From Awareness to Action
The audit examines the everyday details that can make or break accessibility.
“It will identify a lot of those things that are a hindrance to mobility,” Pingston says. “It could be that the crosswalk signals are not audio, they’re only visual. It focuses on lighting as well. Is it pedestrian friendly or not? Are there proper curb cuts? Are there visual cues or auditory cues missing?”
Some barriers are less obvious until you experience them firsthand.
“In our downtown, I can think of a place with large planters about a third of the way into the pedestrian path,” she says. “For someone with low vision or using a mobility device, these are an impediment.
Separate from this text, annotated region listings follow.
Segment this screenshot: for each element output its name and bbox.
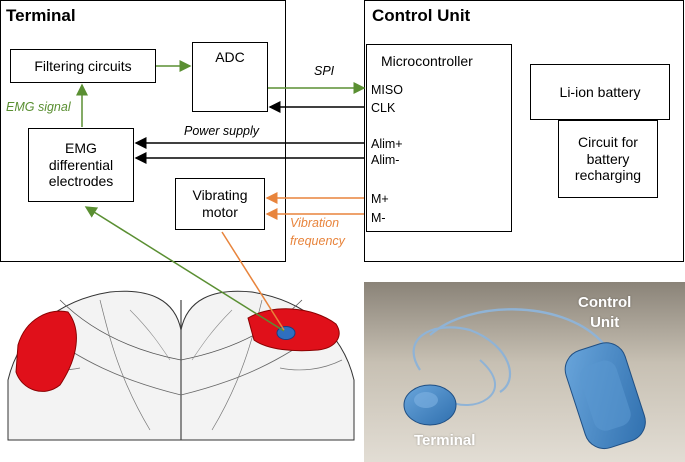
pin-m-plus: M+ [371, 192, 389, 206]
photo-control-label-2: Unit [590, 313, 620, 331]
shoulder-illustration [0, 282, 362, 462]
emg-electrodes-box: EMG differential electrodes [28, 128, 134, 202]
pin-alim-plus: Alim+ [371, 137, 403, 151]
vibration-frequency-label-2: frequency [290, 234, 345, 248]
microcontroller-box: Microcontroller MISO CLK Alim+ Alim- M+ … [366, 44, 512, 232]
microcontroller-title: Microcontroller [381, 53, 473, 69]
vibrating-motor-box: Vibrating motor [175, 178, 265, 230]
control-unit-frame [364, 0, 684, 262]
recharge-label-3: recharging [574, 167, 642, 184]
photo-control-label-1: Control [578, 294, 632, 311]
adc-box: ADC [192, 42, 268, 112]
control-unit-title: Control Unit [372, 6, 471, 25]
pin-m-minus: M- [371, 211, 386, 225]
photo-control-unit-caption: Control Unit [578, 293, 631, 332]
terminal-title: Terminal [6, 6, 76, 25]
device-photo [364, 282, 685, 462]
pin-miso: MISO [371, 83, 403, 97]
motor-to-site-line [221, 231, 285, 331]
vib-label-2: motor [202, 204, 238, 220]
emg-label-3: electrodes [48, 173, 114, 190]
photo-terminal-caption: Terminal [414, 432, 476, 449]
terminal-frame [0, 0, 286, 262]
li-ion-battery-box: Li-ion battery [530, 64, 670, 120]
vibration-frequency-label-1: Vibration [290, 216, 340, 230]
spi-label: SPI [314, 64, 335, 78]
electrode-site-to-emg-arrow [84, 206, 285, 332]
emg-label-1: EMG [65, 139, 97, 156]
pin-clk: CLK [371, 101, 396, 115]
emg-label-2: differential [48, 156, 114, 173]
recharge-label-2: battery [586, 150, 630, 167]
vib-label-1: Vibrating [192, 187, 248, 204]
emg-signal-label: EMG signal [6, 100, 71, 114]
recharge-label-1: Circuit for [578, 133, 638, 150]
adc-label: ADC [215, 49, 245, 65]
pin-alim-minus: Alim- [371, 153, 400, 167]
filtering-circuits-box: Filtering circuits [10, 49, 156, 83]
power-supply-label: Power supply [184, 124, 260, 138]
recharge-circuit-box: Circuit for battery recharging [558, 120, 658, 198]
I don’t know how people don’t walk right into them.”
The audit also pushes communities to think more broadly about infrastructure.
“One of the things I want to cover is a road downtown that goes 45 miles an hour through a busy intersection near our convention center,” she notes. “How do we identify the impact on the walkability of the city, and then how do we elevate change?”
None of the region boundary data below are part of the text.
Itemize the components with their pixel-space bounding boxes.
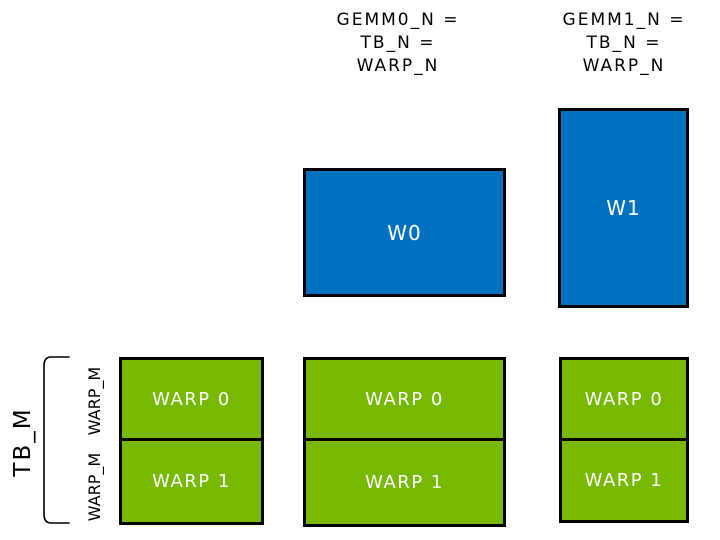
warp-tile-col1-warp0: WARP 0 bbox=[303, 357, 506, 442]
warp-tile-col1-warp1: WARP 1 bbox=[303, 438, 506, 527]
warp-m-label-bottom: WARP_M bbox=[85, 452, 104, 522]
warp-tile-col2-warp0: WARP 0 bbox=[559, 357, 689, 442]
tb-m-label: TB_M bbox=[10, 407, 36, 477]
header-line: GEMM0_N = bbox=[336, 10, 460, 30]
warp-tile-label: WARP 1 bbox=[584, 470, 664, 491]
header-line: TB_N = bbox=[586, 33, 662, 53]
accumulator-tile-w1: W1 bbox=[558, 108, 689, 308]
warp-tile-label: WARP 0 bbox=[365, 389, 444, 410]
warp-m-label-top: WARP_M bbox=[85, 366, 104, 436]
header-line: WARP_N bbox=[582, 56, 666, 76]
accumulator-tile-w0: W0 bbox=[303, 168, 506, 297]
gemm0-column-header: GEMM0_N = TB_N = WARP_N bbox=[298, 9, 498, 78]
warp-tile-col2-warp1: WARP 1 bbox=[559, 438, 689, 523]
w0-label: W0 bbox=[387, 220, 422, 245]
warp-tile-label: WARP 0 bbox=[584, 389, 664, 410]
warp-tile-label: WARP 1 bbox=[152, 471, 231, 492]
header-line: GEMM1_N = bbox=[562, 10, 686, 30]
warp-tile-col0-warp0: WARP 0 bbox=[119, 357, 264, 442]
tb-m-bracket-icon bbox=[43, 356, 70, 524]
warp-tile-label: WARP 0 bbox=[152, 389, 231, 410]
header-line: TB_N = bbox=[360, 33, 436, 53]
warp-tile-col0-warp1: WARP 1 bbox=[119, 438, 264, 525]
gemm1-column-header: GEMM1_N = TB_N = WARP_N bbox=[524, 9, 720, 78]
warp-tile-label: WARP 1 bbox=[365, 472, 444, 493]
header-line: WARP_N bbox=[356, 56, 440, 76]
w1-label: W1 bbox=[606, 196, 641, 220]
That question sits at the heart of the initiative.
“My goal is to have change affected by this,” Pingston says. “Not just identifying issues, but making sure we can point them out and have them addressed.”
What We Mean by “Walk”
While the program is called a walking audit, Pingston is quick to expand the definition.
“I’m really trying to shift that,” she says. “Let’s think of people rolling, and walkers, and strollers, and everything that needs to move down this path.”
That mindset aligns closely with broader conversations across the accessibility space, particularly as aging populations and disability needs increasingly overlap.
How You Can Hop On Board
For destination marketing organizations looking to follow suit, Pingston emphasizes that the barrier to entry is lower than it might seem.
“Check out the online toolkit,” she says. “You don’t even have to sign up as an AARP member. You can go on and get the toolkit.”
From there, DMOs can scale up.
“If your community wants to do the bigger step, reach out to your local or statewide AARP to partner with them,” she advises. “There may be a grant for the facilitation process.”
The facilitator component, which Lansing is utilizing, helps deepen the learning and ensures participants know what to look for.
“I might know personally that something doesn’t look right,” Pingston says. “But there are things I don’t know. There’s so much value in doing it as a team effort and learning together.”
Building a Case for Change
One of the most significant outcomes of the audit is not just awareness, but documentation.
“It’s going to provide a documented resource that the community or the city can use as a tool going forward,” Pingston explains. “A lot of people know things anecdotally, but once you put it all in one package and say, this is how we can make this better, it becomes something people can prioritize.”
That shift from anecdotal to actionable is where real progress happens.
An Accessibility Champion’s Next Move
For Pingston and her team, the walking audit is one step in an ongoing journey.
“You never want to just be set with what you’ve done,” she says.
Future plans include expanding accessibility efforts into sports and education, building on Lansing’s strong foundation.
“We have a very vibrant sports commission,” she says. “So how can we take what we’ve done on the visitor and meetings side and transfer that over to sports? We’re a Big Ten university destination, so there are a lot of opportunities to connect with adaptive sports.”
At the same time, the sensory inclusive work that started it all continues to thrive.
“It has not wavered,” Pingston says. “Everyone we brought in is still engaged. We have not lost any of them. It’s become routine.”
And that may be her greatest accomplishment of all.
“It’s become routine,” she repeats. “This isn’t going to go away.”
For other destinations, that consistency offers both inspiration and a roadmap. Start with intention, build with community, and keep going until accessibility is no longer an initiative, but simply the way things are done.